The digital era, celebrated for its convenience and wide range, often puts consumers in a tricky position regarding ownership.

The access to vast libraries of films and series is undoubtedly appealing, yet the conditions tied to these digital assets often become apparent only when services close, change ownership, or alter their terms – as seen in a few similar cases in the past.

Ultraviolet, a US digital video service, allowed users to buy movies, but shut down on July 31, 2019, asking users to transfer their purchases to other platforms if they wanted to keep them.

On Amazon’s Prime Video, some Disney Christmas specials that had been bought by users suddenly became unavailable a few years ago, showcasing that digital purchases could vanish due to licensing issues.

Warner Bros. also created a stir when it removed content from users’ digital libraries without warning. For example, a user found that two seasons of the cartoon Final Space they had bought on Amazon’s Prime Video were removed, hinting at the fragile nature of digital ownership and the control platforms have over content, even after it’s been purchased.

These examples, along with TalkTalk’s upcoming closure of its TV store, point out a worrying pattern in the digital media world.

While buying digital content is easy and convenient, there’s a catch – the sense of ownership can be temporary and can change without warning, making the digital media space something to approach with care and understanding

TalkTalk’s Current TV Offer Explained

As mentioned, the closure of TalkTalk’s TV Store will not affect TalkTalk’s streaming TV platform.

TalkTalk currently has two separate TV offers, with two different boxes – one for “regular” (Fibre To The Cabinet) customers, and one for Full Fibre customers.

They all accompany the company’s broadband plans, so you can’t sign up for TalkTalk TV without being a TalkTalk Broadband customer.

TalkTalk TV Option 1: The Netgem Box

The 4K Netgem box from TalkTalk includes a variety of streaming apps (including Amazon’s Prime Video, Netflix, ITVX and more), and – by connecting an aerial – it can also be used as a Freeview box, with recordings possible via an optional USB stick.

Netgem devices official 1200

This is first and foremost a streaming box, so it needs to connect to your broadband via WiFi. Then, you can use its streaming apps and on-demand players.

The Netgem box from TalkTalk costs £5/month, as of this writing.

Do note that you’re not getting any TV content subscriptions included in the price – so you’re basically paying for the box and its software – but you can add NOW’s memberships on top.

TalkTalk TV Option 2: The Android TV Hub

In 2022, TalkTalk launched another TV box – the TalkTalk TV Hub which is a 4K / Dolby Atmos Android TV-powered box.

TalkTalk Android TV Box
TalkTalk’s Android TV Box

The Android TV Hub supports Freeview (when you connect an aerial), Freeview Play (via broadband), as well as thousands of apps that are currently available on the Google Play Store – from the big streaming services like Netflix, Disney+, BBC iPlayer and more – to smaller, niche apps and services.

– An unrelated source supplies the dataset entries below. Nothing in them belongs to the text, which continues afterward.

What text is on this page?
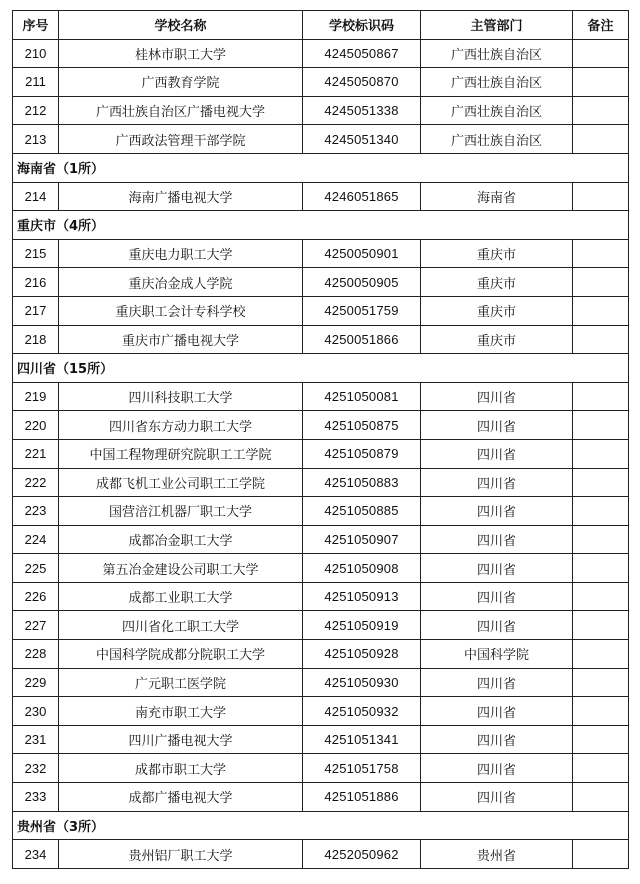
序号	学校名称	学校标识码	主管部门	备注
210	桂林市职工大学	4245050867	广西壮族自治区	
211	广西教育学院	4245050870	广西壮族自治区	
212	广西壮族自治区广播电视大学	4245051338	广西壮族自治区	
213	广西政法管理干部学院	4245051340	广西壮族自治区	
海南省（1所）				
214	海南广播电视大学	4246051865	海南省	
重庆市（4所）				
215	重庆电力职工大学	4250050901	重庆市	
216	重庆冶金成人学院	4250050905	重庆市	
217	重庆职工会计专科学校	4250051759	重庆市	
218	重庆市广播电视大学	4250051866	重庆市	
四川省（15所）				
219	四川科技职工大学	4251050081	四川省	
220	四川省东方动力职工大学	4251050875	四川省	
221	中国工程物理研究院职工工学院	4251050879	四川省	
222	成都飞机工业公司职工工学院	4251050883	四川省	
223	国营涪江机器厂职工大学	4251050885	四川省	
224	成都冶金职工大学	4251050907	四川省	
225	第五冶金建设公司职工大学	4251050908	四川省	
226	成都工业职工大学	4251050913	四川省	
227	四川省化工职工大学	4251050919	四川省	
228	中国科学院成都分院职工大学	4251050928	中国科学院	
229	广元职工医学院	4251050930	四川省	
230	南充市职工大学	4251050932	四川省	
231	四川广播电视大学	4251051341	四川省	
232	成都市职工大学	4251051758	四川省	
233	成都广播电视大学	4251051886	四川省	
贵州省（3所）				
234	贵州铝厂职工大学	4252050962	贵州省	
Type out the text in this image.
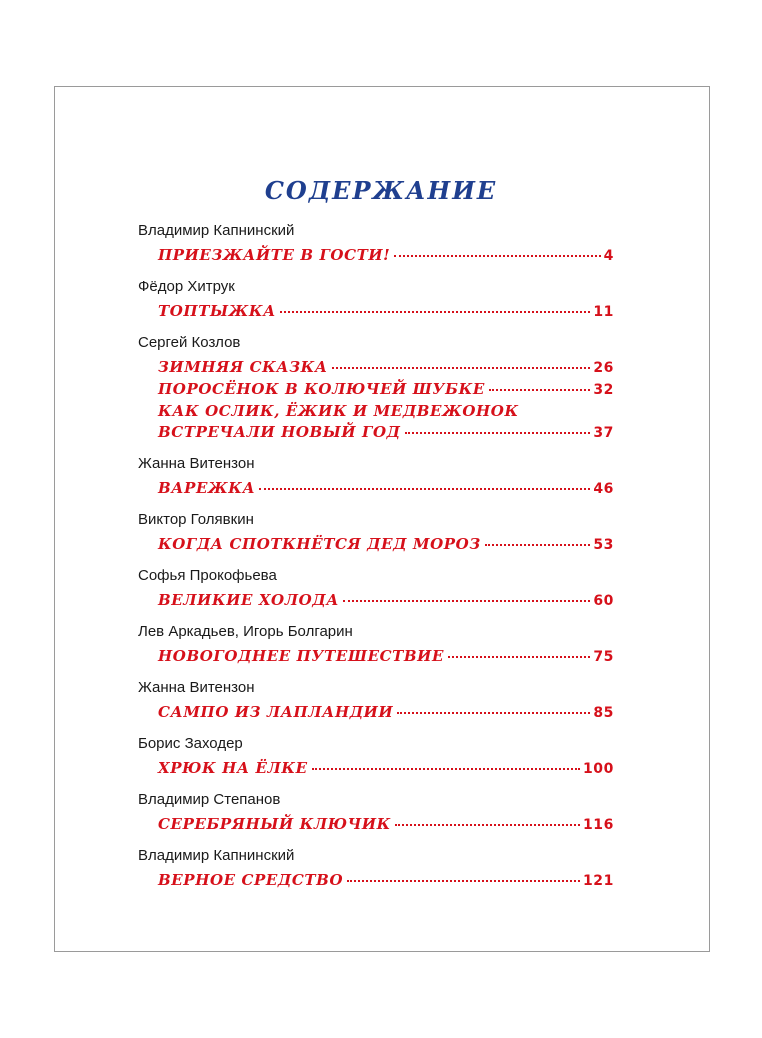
СОДЕРЖАНИЕ
Владимир Капнинский
ПРИЕЗЖАЙТЕ В ГОСТИ!	4
Фёдор Хитрук
ТОПТЫЖКА	11
Сергей Козлов
ЗИМНЯЯ СКАЗКА	26
ПОРОСЁНОК В КОЛЮЧЕЙ ШУБКЕ	32
КАК ОСЛИК, ЁЖИК И МЕДВЕЖОНОК
ВСТРЕЧАЛИ НОВЫЙ ГОД	37
Жанна Витензон
ВАРЕЖКА	46
Виктор Голявкин
КОГДА СПОТКНЁТСЯ ДЕД МОРОЗ	53
Софья Прокофьева
ВЕЛИКИЕ ХОЛОДА	60
Лев Аркадьев, Игорь Болгарин
НОВОГОДНЕЕ ПУТЕШЕСТВИЕ	75
Жанна Витензон
САМПО ИЗ ЛАПЛАНДИИ	85
Борис Заходер
ХРЮК НА ЁЛКЕ	100
Владимир Степанов
СЕРЕБРЯНЫЙ КЛЮЧИК	116
Владимир Капнинский
ВЕРНОЕ СРЕДСТВО	121
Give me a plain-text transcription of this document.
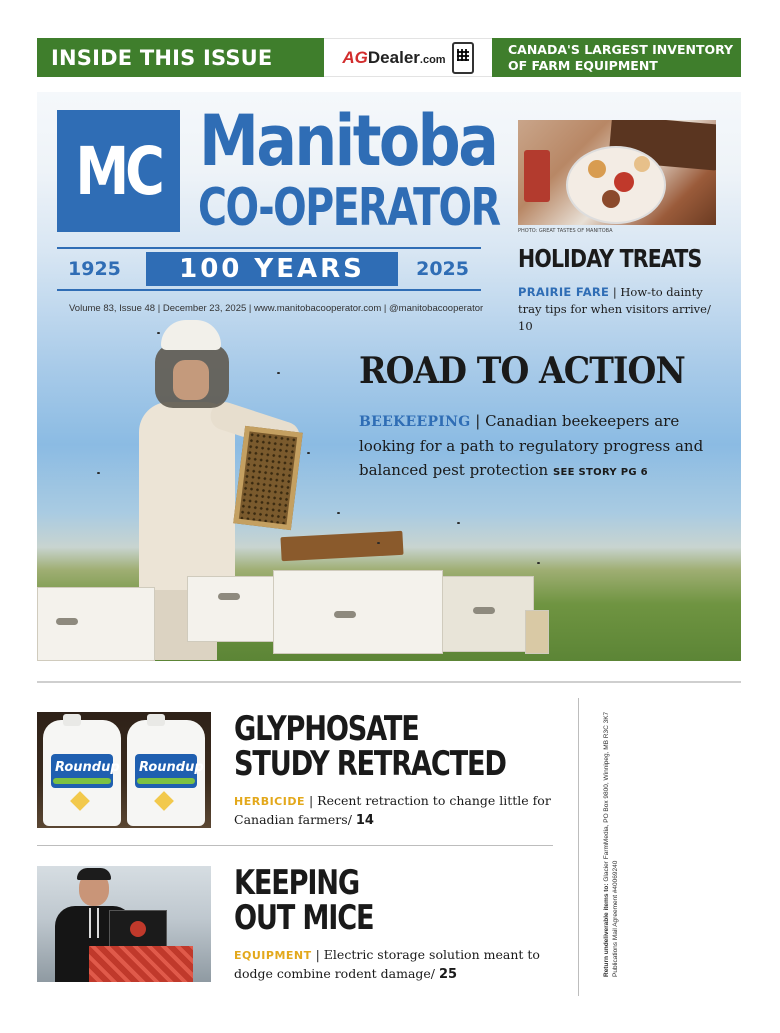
INSIDE THIS ISSUE	AGDealer.com
CANADA'S LARGEST INVENTORY
OF FARM EQUIPMENT
MC Manitoba
CO-OPERATOR
1925	100 YEARS	2025
Volume 83, Issue 48 | December 23, 2025 | www.manitobacooperator.com | @manitobacooperator
PHOTO: GREAT TASTES OF MANITOBA
HOLIDAY TREATS
PRAIRIE FARE | How-to dainty tray tips for when visitors arrive/ 10
ROAD TO ACTION
BEEKEEPING | Canadian beekeepers are looking for a path to regulatory progress and balanced pest protection SEE STORY PG 6
Roundup Roundup
GLYPHOSATE
STUDY RETRACTED
HERBICIDE | Recent retraction to change little for Canadian farmers/ 14
KEEPING
OUT MICE
EQUIPMENT | Electric storage solution meant to dodge combine rodent damage/ 25	Return undeliverable items to: Glacier FarmMedia, PO Box 9800, Winnipeg, MB R3C 3K7
Publications Mail Agreement #40069240
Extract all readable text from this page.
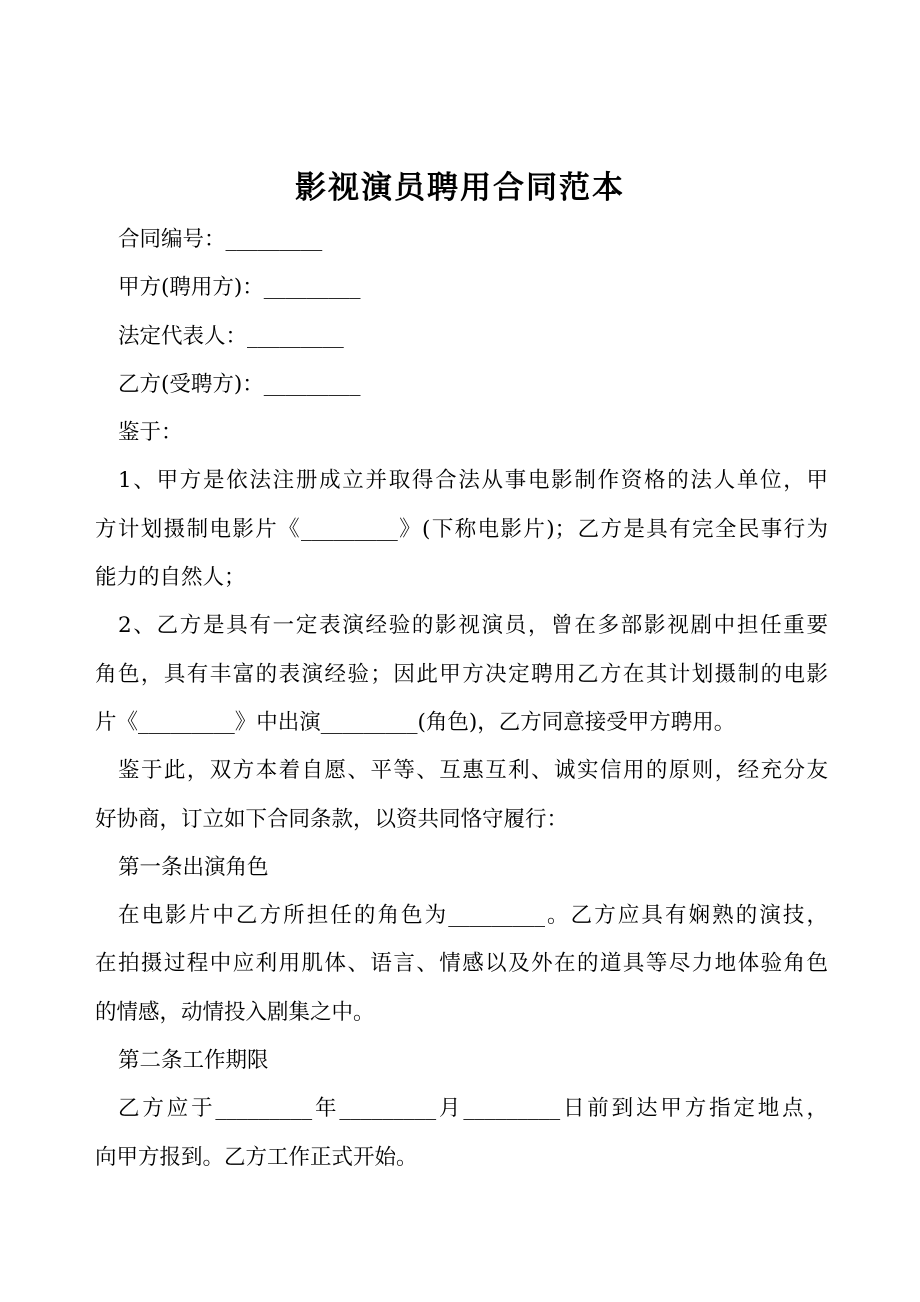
影视演员聘用合同范本
合同编号：_________
甲方(聘用方)：_________
法定代表人：_________
乙方(受聘方)：_________
鉴于：
1、甲方是依法注册成立并取得合法从事电影制作资格的法人单位，甲
方计划摄制电影片《_________》(下称电影片)；乙方是具有完全民事行为
能力的自然人；
2、乙方是具有一定表演经验的影视演员，曾在多部影视剧中担任重要
角色，具有丰富的表演经验；因此甲方决定聘用乙方在其计划摄制的电影
片《_________》中出演_________(角色)，乙方同意接受甲方聘用。
鉴于此，双方本着自愿、平等、互惠互利、诚实信用的原则，经充分友
好协商，订立如下合同条款，以资共同恪守履行：
第一条出演角色
在电影片中乙方所担任的角色为_________。乙方应具有娴熟的演技，
在拍摄过程中应利用肌体、语言、情感以及外在的道具等尽力地体验角色
的情感，动情投入剧集之中。
第二条工作期限
乙方应于_________年_________月_________日前到达甲方指定地点，
向甲方报到。乙方工作正式开始。
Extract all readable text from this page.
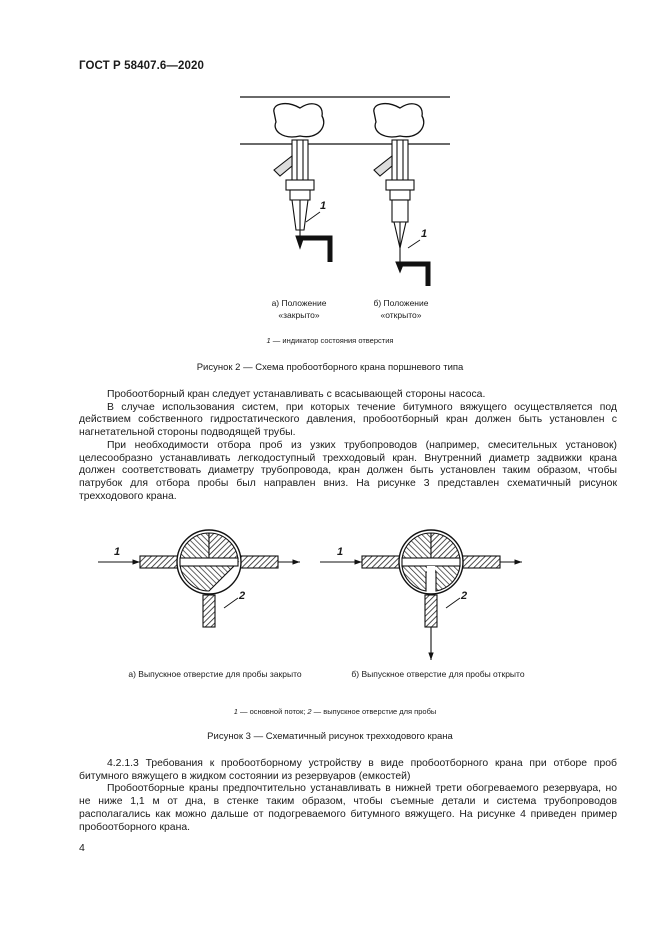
ГОСТ Р 58407.6—2020
1
1
а) Положение «закрыто»
б) Положение «открыто»
1 — индикатор состояния отверстия
Рисунок 2 — Схема пробоотборного крана поршневого типа

Пробоотборный кран следует устанавливать с всасывающей стороны насоса.

В случае использования систем, при которых течение битумного вяжущего осуществляется под действием собственного гидростатического давления, пробоотборный кран должен быть установлен с нагнетательной стороны подводящей трубы.

При необходимости отбора проб из узких трубопроводов (например, смесительных установок) целесообразно устанавливать легкодоступный трехходовый кран. Внутренний диаметр задвижки крана должен соответствовать диаметру трубопровода, кран должен быть установлен таким образом, чтобы патрубок для отбора пробы был направлен вниз. На рисунке 3 представлен схематичный рисунок трехходового крана.

1
2
1
2
а) Выпускное отверстие для пробы закрыто	б) Выпускное отверстие для пробы открыто
1 — основной поток; 2 — выпускное отверстие для пробы
Рисунок 3 — Схематичный рисунок трехходового крана

4.2.1.3 Требования к пробоотборному устройству в виде пробоотборного крана при отборе проб битумного вяжущего в жидком состоянии из резервуаров (емкостей)

Пробоотборные краны предпочтительно устанавливать в нижней трети обогреваемого резервуара, но не ниже 1,1 м от дна, в стенке таким образом, чтобы съемные детали и система трубопроводов располагались как можно дальше от подогреваемого битумного вяжущего. На рисунке 4 приведен пример пробоотборного крана.

4
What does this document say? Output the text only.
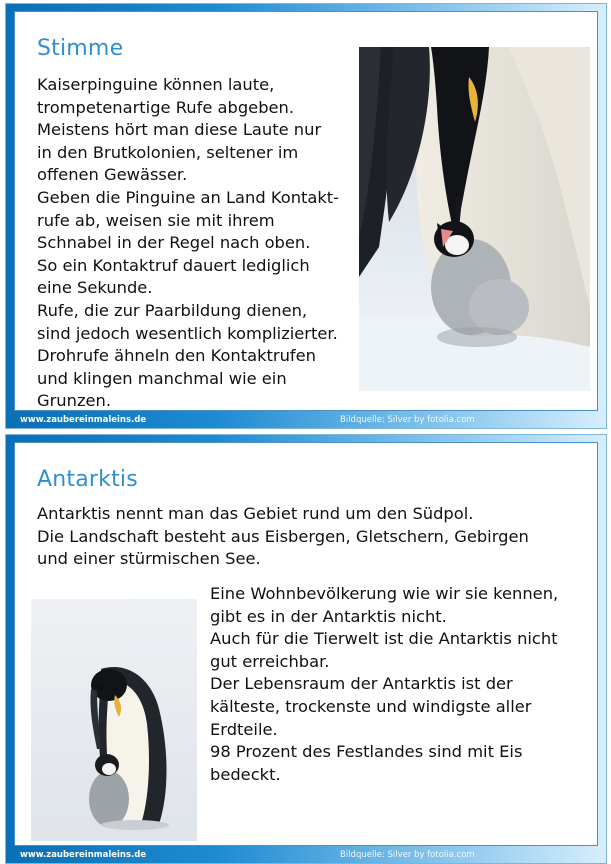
Stimme
Kaiserpinguine können laute,
trompetenartige Rufe abgeben.
Meistens hört man diese Laute nur
in den Brutkolonien, seltener im
offenen Gewässer.
Geben die Pinguine an Land Kontakt-
rufe ab, weisen sie mit ihrem
Schnabel in der Regel nach oben.
So ein Kontaktruf dauert lediglich
eine Sekunde.
Rufe, die zur Paarbildung dienen,
sind jedoch wesentlich komplizierter.
Drohrufe ähneln den Kontaktrufen
und klingen manchmal wie ein
Grunzen.
www.zaubereinmaleins.de	Bildquelle: Silver by fotolia.com
Antarktis
Antarktis nennt man das Gebiet rund um den Südpol.
Die Landschaft besteht aus Eisbergen, Gletschern, Gebirgen
und einer stürmischen See.
Eine Wohnbevölkerung wie wir sie kennen,
gibt es in der Antarktis nicht.
Auch für die Tierwelt ist die Antarktis nicht
gut erreichbar.
Der Lebensraum der Antarktis ist der
kälteste, trockenste und windigste aller
Erdteile.
98 Prozent des Festlandes sind mit Eis
bedeckt.
www.zaubereinmaleins.de	Bildquelle: Silver by fotolia.com
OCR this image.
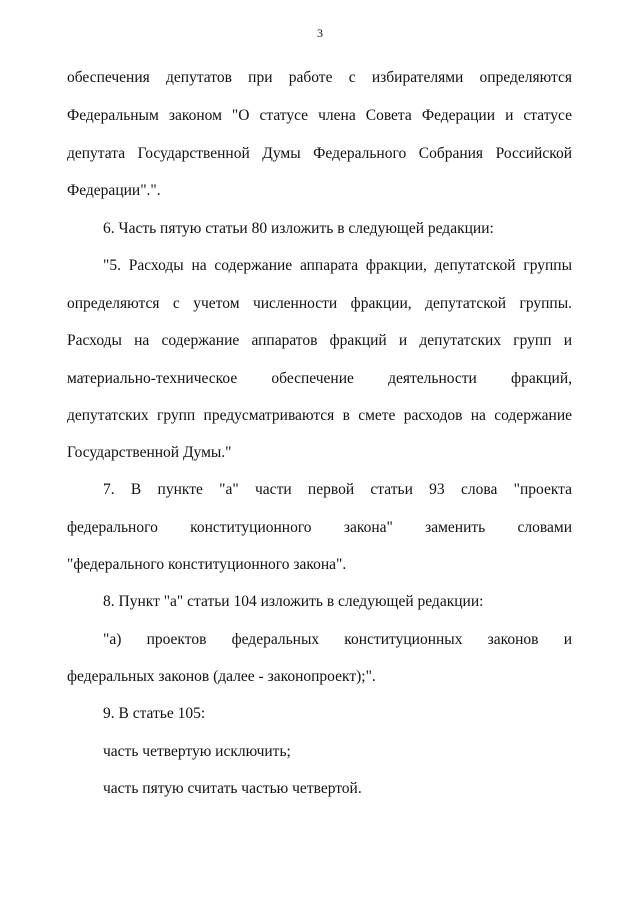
3
обеспечения депутатов при работе с избирателями определяются
Федеральным законом "О статусе члена Совета Федерации и статусе
депутата Государственной Думы Федерального Собрания Российской
Федерации".".
6. Часть пятую статьи 80 изложить в следующей редакции:
"5. Расходы на содержание аппарата фракции, депутатской группы
определяются с учетом численности фракции, депутатской группы.
Расходы на содержание аппаратов фракций и депутатских групп и
материально-техническое обеспечение деятельности фракций,
депутатских групп предусматриваются в смете расходов на содержание
Государственной Думы."
7. В пункте "а" части первой статьи 93 слова "проекта
федерального конституционного закона" заменить словами
"федерального конституционного закона".
8. Пункт "а" статьи 104 изложить в следующей редакции:
"а) проектов федеральных конституционных законов и
федеральных законов (далее - законопроект);".
9. В статье 105:
часть четвертую исключить;
часть пятую считать частью четвертой.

The Android TV box also has built-in Chromecast support – so you can “cast” videos and streaming services from your phones – even some that don’t have a native app on the box.

Unlike the Netgem box, TalkTalk is only offering the Android TV Box to broadband customers with Full Fibre plans – so it’s not available to all customers.

The Android TV Box normally costs £5/month, with a one-off £25 setup fee (which is waived with the current limited-time offer).

Recently, TalkTalk launched a new offer with Sky’s NOW, giving customers the opportunity to add a NOW Entertainment Membership to their TalkTalk TV package for a combined total of £9.99/month (£5 for the box and £5 for NOW), saving £60 per year.